Establishing the best reference standard for the VSI studies was complicated with both chest X-ray and the clinical diagnosis identified in the medical record having drawbacks. Chest CT is an ideal reference standard but was only available in a subset of patients resulting in a biased sample. We used all three reference standards to give the most comprehensive analysis possible. In the same vein, adult and paediatric patients were used in this study to maximise generalisability at the tradeoff of increased heterogeneity of cases. In particular, analysis of clinical variables across these populations was limited secondary to the inherent differences in each age group. Nonetheless, overlap in the imaging findings of both adults and children justified their pooling in our clinical analysis to increase statistical power, and supplemental tables have been provided to better delineate the relationship of the clinical variables to the findings without confounding by age. As the goal of this study was to establish a proof-of-concept, the limitations associated with the heterogeneity of the sample do not significantly limit our conclusions.
For logistical reasons, this study was performed in a high-resource hospital. Partially, this was to allow access to the electronic medical record along with reference standard imaging often not readily available in the communities where this approach would be deployed. Similarly, to comply with institutional review board regulations, the ultrasound operators in this study were a radiology resident and six medical students without prior lung ultrasound experience. Although this introduced possible bias from their medical knowledge, these operators were blinded to the clinical condition and explicitly instructed not to look at the ultrasound screen. In addition, previous study has shown rural workers in Peru learnt the scanning protocol without difficulty.13 Nonetheless, future studies should be aimed at replicating these findings in rural areas with operators with less medical background.

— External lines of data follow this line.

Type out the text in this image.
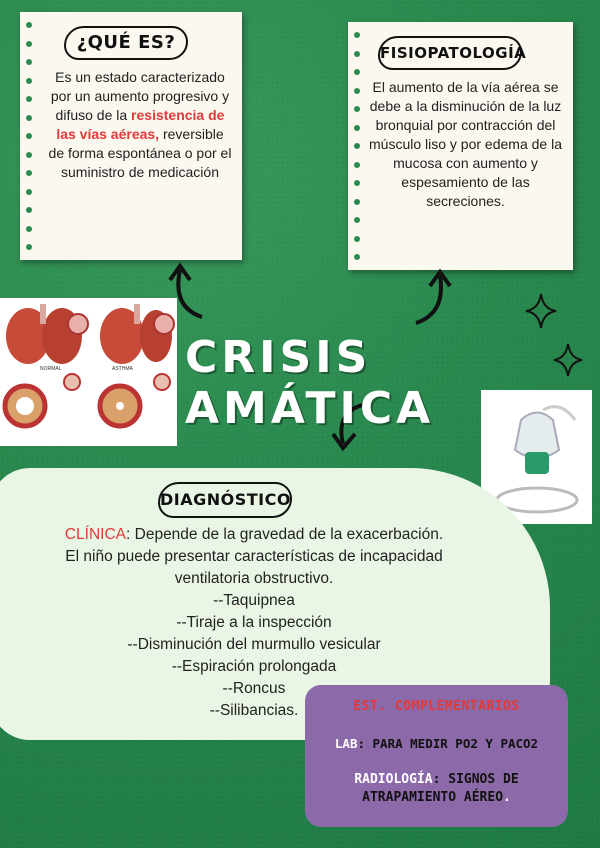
¿QUÉ ES?
Es un estado caracterizado por un aumento progresivo y difuso de la resistencia de las vías aéreas, reversible de forma espontánea o por el suministro de medicación
FISIOPATOLOGÍA
El aumento de la vía aérea se debe a la disminución de la luz bronquial por contracción del músculo liso y por edema de la mucosa con aumento y espesamiento de las secreciones.
NORMAL	ASTHMA CRISIS AMÁTICA
DIAGNÓSTICO
CLÍNICA: Depende de la gravedad de la exacerbación.
El niño puede presentar características de incapacidad
ventilatoria obstructivo.
--Taquipnea
--Tiraje a la inspección
--Disminución del murmullo vesicular
--Espiración prolongada
--Roncus
--Silibancias.	EST. COMPLEMENTARIOS
LAB: PARA MEDIR PO2 Y PACO2
RADIOLOGÍA: SIGNOS DE ATRAPAMIENTO AÉREO.
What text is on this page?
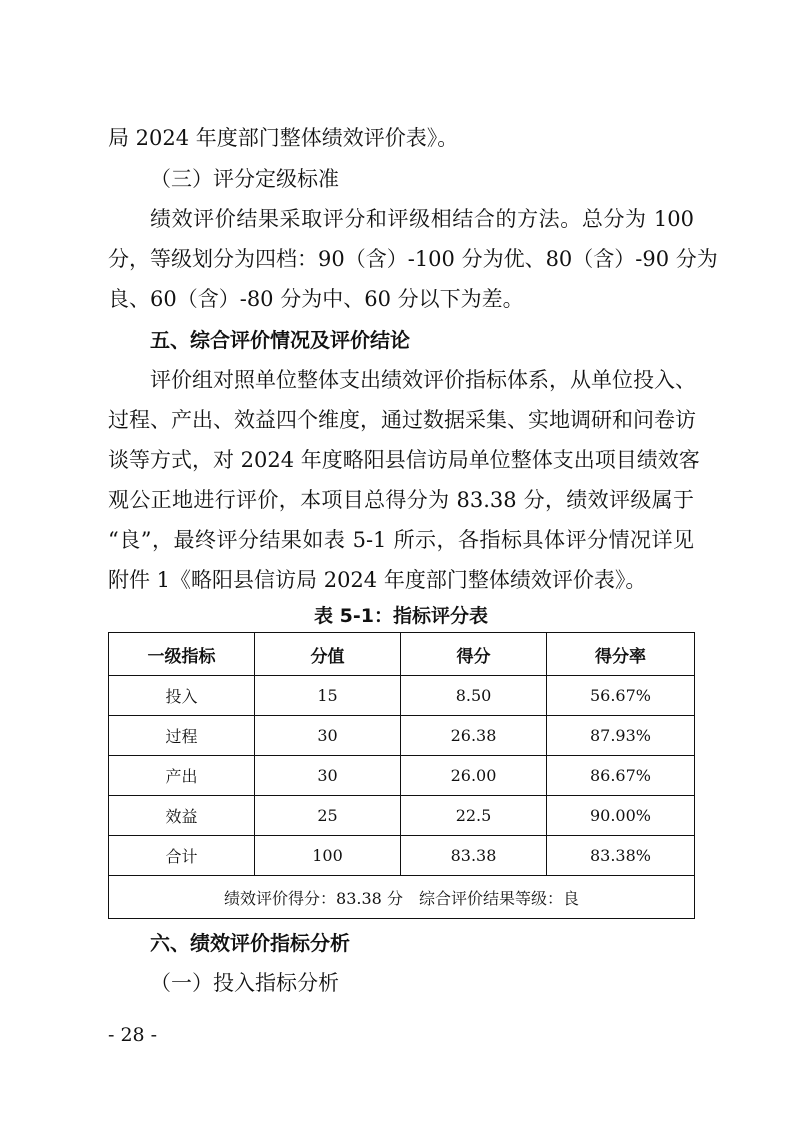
局 2024 年度部门整体绩效评价表》。
（三）评分定级标准
绩效评价结果采取评分和评级相结合的方法。总分为 100
分，等级划分为四档：90（含）-100 分为优、80（含）-90 分为
良、60（含）-80 分为中、60 分以下为差。
五、综合评价情况及评价结论
评价组对照单位整体支出绩效评价指标体系，从单位投入、
过程、产出、效益四个维度，通过数据采集、实地调研和问卷访
谈等方式，对 2024 年度略阳县信访局单位整体支出项目绩效客
观公正地进行评价，本项目总得分为 83.38 分，绩效评级属于
“良”，最终评分结果如表 5-1 所示，各指标具体评分情况详见
附件 1《略阳县信访局 2024 年度部门整体绩效评价表》。
表 5-1：指标评分表
一级指标	分值	得分	得分率
投入	15	8.50	56.67%
过程	30	26.38	87.93%
产出	30	26.00	86.67%
效益	25	22.5	90.00%
合计	100	83.38	83.38%
绩效评价得分：83.38 分　综合评价结果等级：良			
六、绩效评价指标分析
（一）投入指标分析
- 28 -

An additional limitation of the study was our exclusion of hemodynamically unstable patients. In general, those with life-threatening respiratory illness tend to have more obvious findings on ultrasound as a function of the severity of their illness but were less likely to enroll. If scans included more critically ill patients, VSI would theoretically show even better diagnostic accuracy, as life-threatening conditions tend to be more prominent on imaging.32 Patients with a BMI >40 were not included in this study which also somewhat limits generalisability. Although VSI can be attempted in these patients and may provide some utility, like other ultrasound examinations, increased body habitus may limit imaging quality in this population.
Millions of people around the world lack access to diagnostic imaging for evaluation of respiratory illnesses. Closing the gap in the vast disparities in healthcare delivery is a moral imperative for the medical profession. Lung ultrasound VSI combined with teleultrasound offers a promising low-cost means to diagnose many respiratory conditions including infection, pulmonary oedema, and pleural effusion without an experienced sonographer. Deployment of lung VSI holds the potential to improve imaging access to underserved communities, improving the health and well-being of the global community.